I want to be a able to use photo shop as i have started the hobby of photography. As well, i need to edit 4k video for my Vlog and mini movies. usually about 45mins to 1hr and a half of 4k footage
Well, photoshop should be able to run quite well even with 8GB RAM for a hobbyist user, and video editing isn't as much memory intensive as it's processor/disk intensive - you're not going to store a full clip in RAM; the vast majority of it resides on disk and the software streams in the bits it needs to access dynamically.
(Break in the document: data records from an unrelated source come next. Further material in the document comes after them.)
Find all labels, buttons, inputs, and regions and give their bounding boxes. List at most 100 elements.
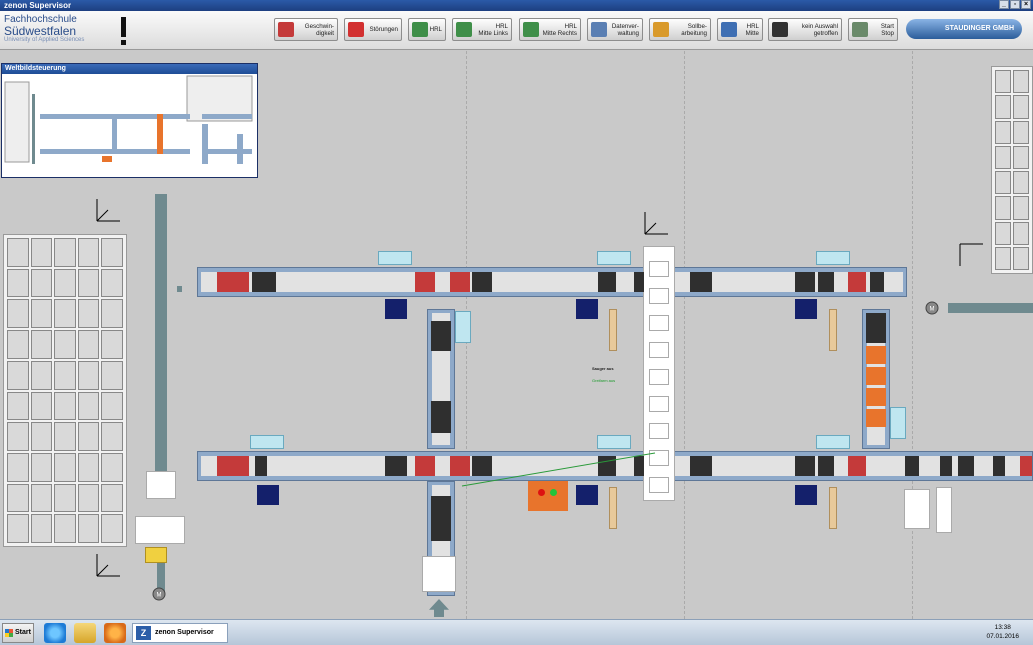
rack-slot[interactable] [101,299,123,329]
conveyor-segment[interactable] [690,456,712,476]
rack-slot[interactable] [995,221,1011,245]
rack-slot[interactable] [995,246,1011,270]
station-panel-3[interactable] [795,299,817,319]
conveyor-segment[interactable] [649,288,669,304]
lift-transfer-unit[interactable] [135,516,185,544]
rack-slot[interactable] [101,360,123,390]
rack-slot[interactable] [995,95,1011,119]
close-button[interactable]: × [1021,0,1031,9]
rack-slot[interactable] [54,299,76,329]
rack-slot[interactable] [54,360,76,390]
buffer-cyan-4[interactable] [250,435,284,449]
rack-slot[interactable] [54,452,76,482]
rack-slot[interactable] [7,391,29,421]
orange-workpiece-1[interactable] [866,346,886,364]
conveyor-segment[interactable] [598,272,616,292]
conveyor-segment[interactable] [634,272,644,292]
rack-slot[interactable] [54,268,76,298]
rack-slot[interactable] [1013,120,1029,144]
rack-slot[interactable] [7,330,29,359]
rack-slot[interactable] [77,483,100,513]
conveyor-segment[interactable] [958,456,974,476]
rack-slot[interactable] [101,422,123,451]
exit-station[interactable] [422,556,456,592]
conveyor-segment[interactable] [818,272,834,292]
rack-slot[interactable] [101,238,123,267]
rack-slot[interactable] [7,238,29,267]
rack-slot[interactable] [30,483,53,513]
orange-workpiece-4[interactable] [866,409,886,427]
rack-slot[interactable] [1013,196,1029,220]
conveyor-segment[interactable] [415,456,435,476]
rack-slot[interactable] [77,268,100,298]
conveyor-segment[interactable] [431,496,451,541]
toolbar-button-1[interactable]: Störungen [344,18,402,41]
station-panel-4[interactable] [257,485,279,505]
explorer-folder-icon[interactable] [74,623,96,643]
buffer-cyan-5[interactable] [597,435,631,449]
conveyor-segment[interactable] [848,456,866,476]
conveyor-segment[interactable] [450,272,470,292]
rack-slot[interactable] [1013,171,1029,195]
rack-slot[interactable] [77,330,100,359]
rack-slot[interactable] [77,360,100,390]
conveyor-segment[interactable] [866,313,886,343]
conveyor-segment[interactable] [649,369,669,385]
conveyor-segment[interactable] [940,456,952,476]
buffer-cyan-1[interactable] [378,251,412,265]
toolbar-button-4[interactable]: HRL Mitte Rechts [519,18,581,41]
media-player-icon[interactable] [104,623,126,643]
rack-slot[interactable] [995,70,1011,94]
rack-slot[interactable] [77,514,100,543]
conveyor-segment[interactable] [252,272,276,292]
rack-slot[interactable] [30,514,53,543]
rack-slot[interactable] [1013,246,1029,270]
buffer-cyan-8[interactable] [890,407,906,439]
orange-workpiece-2[interactable] [866,367,886,385]
rack-slot[interactable] [30,330,53,359]
conveyor-segment[interactable] [649,396,669,412]
lift-control-panel[interactable] [146,471,176,499]
minimize-button[interactable]: _ [999,0,1009,9]
rack-slot[interactable] [101,268,123,298]
rack-slot[interactable] [101,483,123,513]
conveyor-segment[interactable] [818,456,834,476]
start-button[interactable]: Start [2,623,34,643]
rack-slot[interactable] [54,514,76,543]
rack-slot[interactable] [30,422,53,451]
buffer-cyan-7[interactable] [455,311,471,343]
conveyor-segment[interactable] [848,272,866,292]
conveyor-segment[interactable] [472,272,492,292]
rack-slot[interactable] [995,120,1011,144]
rack-slot[interactable] [77,238,100,267]
conveyor-segment[interactable] [795,456,815,476]
conveyor-segment[interactable] [649,342,669,358]
rack-slot[interactable] [30,238,53,267]
conveyor-segment[interactable] [870,272,884,292]
rack-slot[interactable] [7,268,29,298]
conveyor-segment[interactable] [795,272,815,292]
restore-button[interactable]: ▫ [1010,0,1020,9]
taskbar-clock[interactable]: 13:38 07.01.2016 [986,623,1019,641]
rack-slot[interactable] [54,330,76,359]
rack-slot[interactable] [101,514,123,543]
buffer-cyan-2[interactable] [597,251,631,265]
conveyor-segment[interactable] [415,272,435,292]
toolbar-button-3[interactable]: HRL Mitte Links [452,18,512,41]
rack-slot[interactable] [7,360,29,390]
rack-slot[interactable] [995,196,1011,220]
rack-slot[interactable] [7,452,29,482]
buffer-cyan-6[interactable] [816,435,850,449]
rack-slot[interactable] [1013,95,1029,119]
station-panel-2[interactable] [576,299,598,319]
conveyor-segment[interactable] [217,272,249,292]
orange-workpiece-3[interactable] [866,388,886,406]
conveyor-segment[interactable] [431,401,451,433]
conveyor-segment[interactable] [1020,456,1032,476]
conveyor-segment[interactable] [385,456,407,476]
toolbar-button-9[interactable]: Start Stop [848,18,898,41]
toolbar-button-5[interactable]: Datenver- waltung [587,18,643,41]
rack-slot[interactable] [54,238,76,267]
rack-slot[interactable] [54,391,76,421]
rack-slot[interactable] [7,514,29,543]
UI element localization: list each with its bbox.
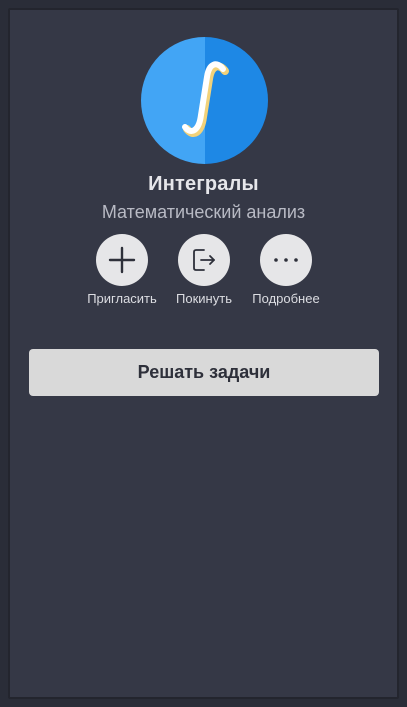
solve-tasks-button[interactable]: Решать задачи bbox=[29, 349, 379, 396]
plus-icon bbox=[108, 246, 136, 274]
course-subtitle: Математический анализ bbox=[101, 202, 306, 222]
course-logo bbox=[141, 37, 268, 164]
integral-icon bbox=[141, 37, 268, 164]
course-title: Интегралы bbox=[148, 173, 259, 195]
leave-button[interactable]: Покинуть bbox=[159, 234, 249, 306]
invite-circle[interactable] bbox=[96, 234, 148, 286]
more-label: Подробнее bbox=[252, 291, 320, 306]
exit-icon bbox=[193, 249, 215, 271]
more-dots-icon bbox=[274, 258, 298, 262]
more-button[interactable]: Подробнее bbox=[241, 234, 331, 306]
more-circle[interactable] bbox=[260, 234, 312, 286]
leave-label: Покинуть bbox=[176, 291, 232, 306]
app-screen: Интегралы Математический анализ Пригласи… bbox=[8, 8, 399, 699]
invite-label: Пригласить bbox=[87, 291, 157, 306]
invite-button[interactable]: Пригласить bbox=[77, 234, 167, 306]
leave-circle[interactable] bbox=[178, 234, 230, 286]
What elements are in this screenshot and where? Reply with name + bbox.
The step up to 16 is like US$300 or so IIRC, and it's the top limit for the current 13" model. Whether that makes sense for you I can't say - like if you have cash burning in your pocket and nothing better to spend it on maybe. However most people are unlikely to cap out 8GB - I had 12GB in one of my older PCs (a socket 1366 Nehalem machine), and I had a hard time blowing even 50% of that. My PC after that had 16GB, and again, had a hard time using more than 50%. Chrome bugging and leaking memory like a sieve could do it (happened a couple times some years ago before they fixed that bug), or simply having super many tabs open, but otherwise...? No.
🙂
As for storage, I went with the 500GB SSD when I ordered my 2018 MBP as it was a decent amount of space without incurring too big a punch in the gut; the 1TB model was up $500 vs. the cost of the base configuration (250GB) - which is pretty crazy - and 2TB is just plain nuts. 4TB for the 15" model...well, did you just score big at the lottery or something? lol
External flash drives can be pretty damn fast these days, a USB 3.1 10Gbit/s drive is plenty friggin' fast, and certainly cheaper per gigabyte than what Apple charges for internal storage. Don't know pricing off-hand for thunderbolt drives; they're faster than any current flavor of USB, but also hella pricey from what I've seen. Speed will probably be overkill for your needs, but maybe you're made of money so maybe you'll want to go for it anyway what do I know.
😀 If you're like most people and feel pain in your wallet buying a Macbook Pro then you'll probably want to settle for the base configuraition 256GB Mac, and then expand storage externally with a USB drive when you start to feel cramped.
You put the important stuff on the internal drive; software that you use, and the project you're working on. Then you can move already finished stuff onto an external drive and archive it there. Also think of a backup solution. An external drive is NOT a backup, not if it is the only copy, and even if it is a 2nd copy that is still a bad backup solution... A good backup solution is off-site storage, so that say, a house fire (or theft) can't annihilate both copies of your stuff at once.
But that's a different topic really.